When turning some lines into lower case, R throws an error that I didn't expect.
Error in tolower(readLines(x, encoding = "UTF-8")) :
invalid input '/home/nobackup/SONAR/COMPACT/WR-P-E-L/WR-P-E-L0000106.data.ids.xml: <sentence>Fijne dag en take care ðŸ€</sentence>' in 'utf8towcs'
ðŸ€
is the culprit. However, why does this happen?
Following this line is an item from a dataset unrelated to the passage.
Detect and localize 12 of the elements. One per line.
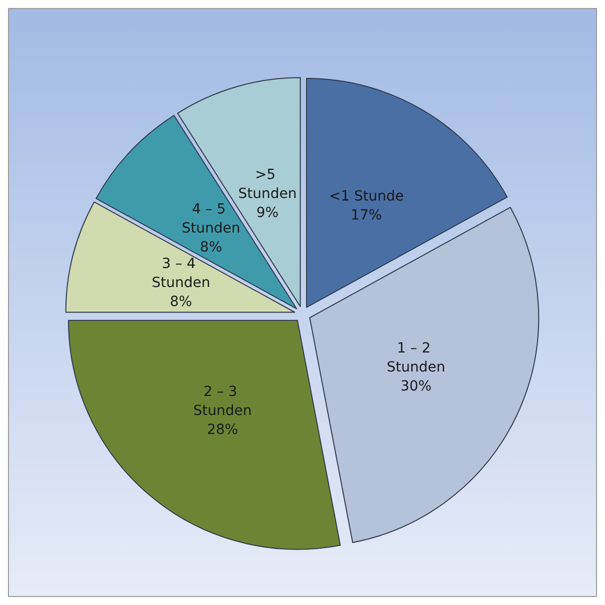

I figured this was an encoding problem, but my readLines function clearly states that the encoding has to be UTF-8. What's going on?
Example data for x
:
/home/nobackup/SONAR/COMPACT/WR-P-E-L/WR-P-E-L0000106.data.ids.xml: <sentence>Take care !</sentence>
/home/nobackup/SONAR/COMPACT/WR-P-E-L/WR-P-E-L0000106.data.ids.xml: <sentence>Take care meisje X</sentence>
/home/nobackup/SONAR/COMPACT/WR-P-E-L/WR-P-E-L0000106.data.ids.xml: <sentence>Hele fijne dag en take care ☀⛄</sentence>
I am aware of solutions (I found this one works best) but I want to know why the encoding doesn't work correctly. What goes wrong?